In a separate report, the number of Americans applying for unemployment benefits fell last week to a new low point since the pandemic erupted, evidence that layoffs are declining as companies hold onto workers.
Dropped
Unemployment claims dropped 6,000 to 290,000 last week, the third straight drop, the Labor Department said Thursday. That’s the fewest people to apply for benefits since March 14, 2020, when the pandemic intensified. Applications for jobless aid, which generally track the pace of layoffs, have fallen steadily from about 900,000 in January.
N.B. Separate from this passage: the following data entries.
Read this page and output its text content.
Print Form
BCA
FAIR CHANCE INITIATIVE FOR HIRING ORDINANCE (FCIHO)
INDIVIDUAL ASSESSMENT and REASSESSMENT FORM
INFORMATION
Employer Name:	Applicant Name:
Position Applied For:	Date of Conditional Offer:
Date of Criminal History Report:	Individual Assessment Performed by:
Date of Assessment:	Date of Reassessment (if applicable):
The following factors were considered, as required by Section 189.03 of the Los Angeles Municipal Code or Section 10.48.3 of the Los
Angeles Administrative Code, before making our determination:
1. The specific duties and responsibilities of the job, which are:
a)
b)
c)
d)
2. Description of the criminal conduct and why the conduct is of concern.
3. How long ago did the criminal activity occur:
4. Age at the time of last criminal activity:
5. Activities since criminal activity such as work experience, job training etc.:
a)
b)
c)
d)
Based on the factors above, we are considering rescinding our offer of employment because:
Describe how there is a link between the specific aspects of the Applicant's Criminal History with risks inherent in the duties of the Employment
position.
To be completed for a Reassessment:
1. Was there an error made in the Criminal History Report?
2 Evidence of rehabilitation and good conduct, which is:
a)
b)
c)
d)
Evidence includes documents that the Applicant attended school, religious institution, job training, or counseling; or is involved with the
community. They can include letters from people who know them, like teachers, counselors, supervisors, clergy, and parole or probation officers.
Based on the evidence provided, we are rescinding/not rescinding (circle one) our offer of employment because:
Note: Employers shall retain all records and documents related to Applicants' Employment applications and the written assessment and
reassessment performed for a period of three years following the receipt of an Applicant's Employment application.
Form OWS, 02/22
Unemployment claims are increasingly returning to normal, but many other aspects of the job market haven’t yet done so. Hiring has slowed in the past two months, even as companies and other employers have posted a near-record number of open jobs. Officials such as Federal Reserve Chair Jerome Powell had hoped more people would find work in September as schools reopened, easing child care constraints, and enhanced unemployment aid ended nationwide.
Yet so far, that hasn’t happened. Instead, some observers are starting to consider whether some of those who had jobs before the pandemic, and lost them, may have permanently stopped looking for work.
On Tuesday, Christopher Waller,
a member of the Federal Reserve’s Board of Governors, said that two million of the 22 million jobs lost to the pandemic may not return anytime soon because retirements have accelerated so quickly since COVID-19 hit.
The Labor Department’s report Thursday also showed that the number of people receiving jobless aid continues to fall steadily. In the week of Oct. 2, the latest data available, 3.3 million people received unemployment benefits, down from 3.6 million in the previous week. A year ago, nearly 24 million people were getting unemployment aid.
About 7 million people lost jobless benefits in September after two emergency programs, set up in March 2020, expired. One of the programs provided aid to gig workers and the self-employed, who traditionally are not eligible to receive unemployment insurance, and the second covered workers who have been unemployed for longer than six months. And an extra $300 a week in federal unemployment benefits expired nationwide Sept. 6.